Valentina Salamone non si è impiccata ma fu uccisa: accusato il suo ex amante

Di Orazio Provini / 12 Luglio 2016

Una storia terribile quella di Valentina Salamone, la giovane diciannovenne di Biancavilla trovata impiccata all’albero di una villetta di Adrano il 24 luglio del 2010. Sono trascorsi quasi sei anni da quel drammatico giorno, sessanta mesi scanditi da quelle che sembravano iniziali certezze, trasformatesi prima in ragionevoli dubbi e poi in una nuova verità, non senza, strada facendo, qualche colpo a sorpresa. Quello che inizialmente era stato “bollato” come un suicidio, tanto che la Procura ne chiese l’archiviazione, è poi diventato un possibile omicidio, camuffato da un’abile, quanto probabilmente inutile messa in scena, incapace di convincere i familiari della ragazza, mai certi di quella lettura che fu data all’episodio che costò la vita della figlia e successivamente neanche gli stessi inquirenti.

Valentina non si sarebbe suicidata e non lo avrebbe neanche voluto; nonostante all’inizio e per ben due anni tutto avesse fatto credere il contrario. Troppi i dubbi e le incertezze legati alla dinamica di quello che invece è considerato un finto suicidio. Accuse, smentite e contro smentite che portarono a individuare quello che è invece ritenuto l’autore del delitto (forse aiutato da un complice) e il movente che lo avrebbe sancito. Tutto sarebbe stato mosso da una controversa e tormentata relazione sentimentale tra la giovane donna e quell’uomo sposato con tre figli.

Nicola Mancuso, disoccupato, all’epoca trentenne, fu identificato, sospettato e accusato successivamente dai magistrati della Procura generale, che avocarono l’inchiesta due anni dopo, per quello che non sarebbe stato un suicidio ma un omicidio. Lo fece l’allora avvocato generale (oggi procuratore generale) Salvatore Scalia (insieme alla collega dell’ufficio Sabrina Gambino) che riaprì le indagini puntando l’indice contro l’uomo.

Mancuso venne arrestato e detenuto fino a quando la Cassazione, nel settembre del 2013, annullò l’arresto rimandando tutto a un nuovo collegio giudicante.
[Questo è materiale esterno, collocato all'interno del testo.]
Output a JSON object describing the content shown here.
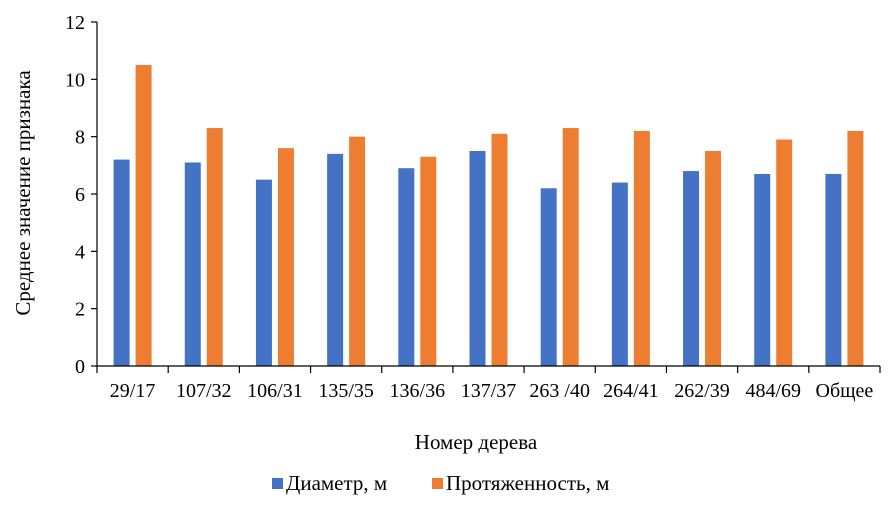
{
  "chart_data": {
    "type": "bar",
    "title": "",
    "xlabel": "Номер дерева",
    "ylabel": "Среднее значение признака",
    "ylim": [
      0,
      12
    ],
    "yticks": [
      0,
      2,
      4,
      6,
      8,
      10,
      12
    ],
    "grid": false,
    "legend_position": "bottom",
    "categories": [
      "29/17",
      "107/32",
      "106/31",
      "135/35",
      "136/36",
      "137/37",
      "263 /40",
      "264/41",
      "262/39",
      "484/69",
      "Общее"
    ],
    "series": [
      {
        "name": "Диаметр, м",
        "color": "#4472C4",
        "values": [
          7.2,
          7.1,
          6.5,
          7.4,
          6.9,
          7.5,
          6.2,
          6.4,
          6.8,
          6.7,
          6.7
        ]
      },
      {
        "name": "Протяженность, м",
        "color": "#ED7D31",
        "values": [
          10.5,
          8.3,
          7.6,
          8.0,
          7.3,
          8.1,
          8.3,
          8.2,
          7.5,
          7.9,
          8.2
        ]
      }
    ]
  }
}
Nicola Mancuso lasciò il carcere dopo otto mesi di detenzione per decisione del tribunale del Riesame di Catania. Su di lui intanto piombarono altre accuse legate alla droga, che gli costarono un paio di condanne, una delle quali a diciotto anni di carcere.
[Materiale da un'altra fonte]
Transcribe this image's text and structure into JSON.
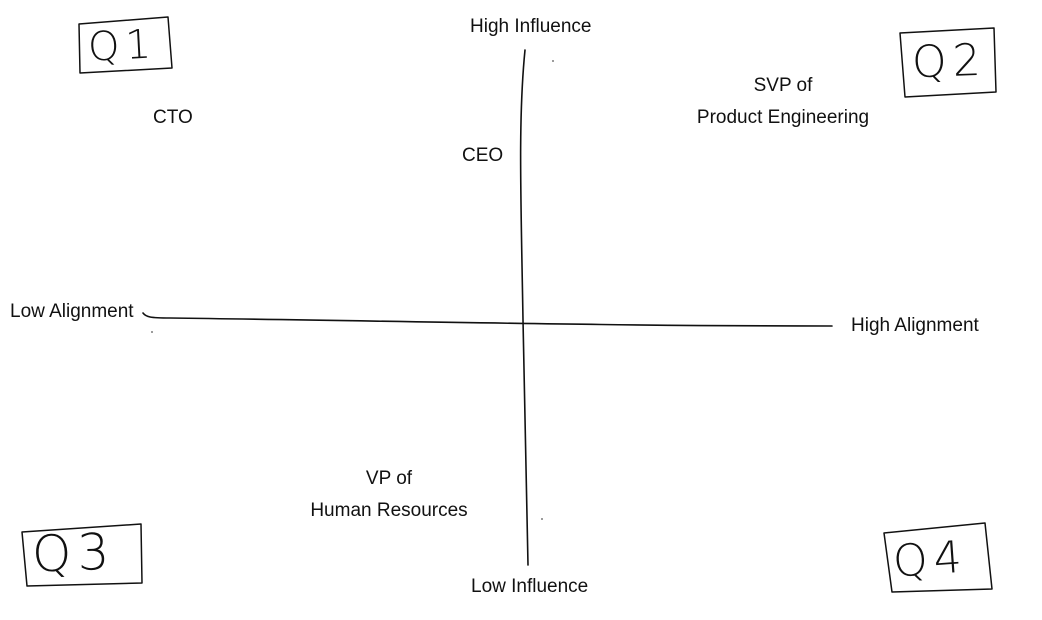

Per la morte di Valentina ci furono nuove prove e tra queste la certezza che alcune tracce di sangue ritrovate sulla maglietta della vittima appartenevano proprio a lui. Un elemento questo che sarebbe stato invece inizialmente escluso. Caso riaperto dunque, o mai chiuso se preferite, fino all’attuale richiesta di  rinvio a giudizio con l’accusa di omicidio pluriaggravato. A firmarla lo stesso procuratore generale Scalia e il sostituto Gambino. L’udienza preliminare per decidere se processare o no Nicola Mancuso è stata fissata per il 18 ottobre. A decidere sarà il Gip Marina Rizza.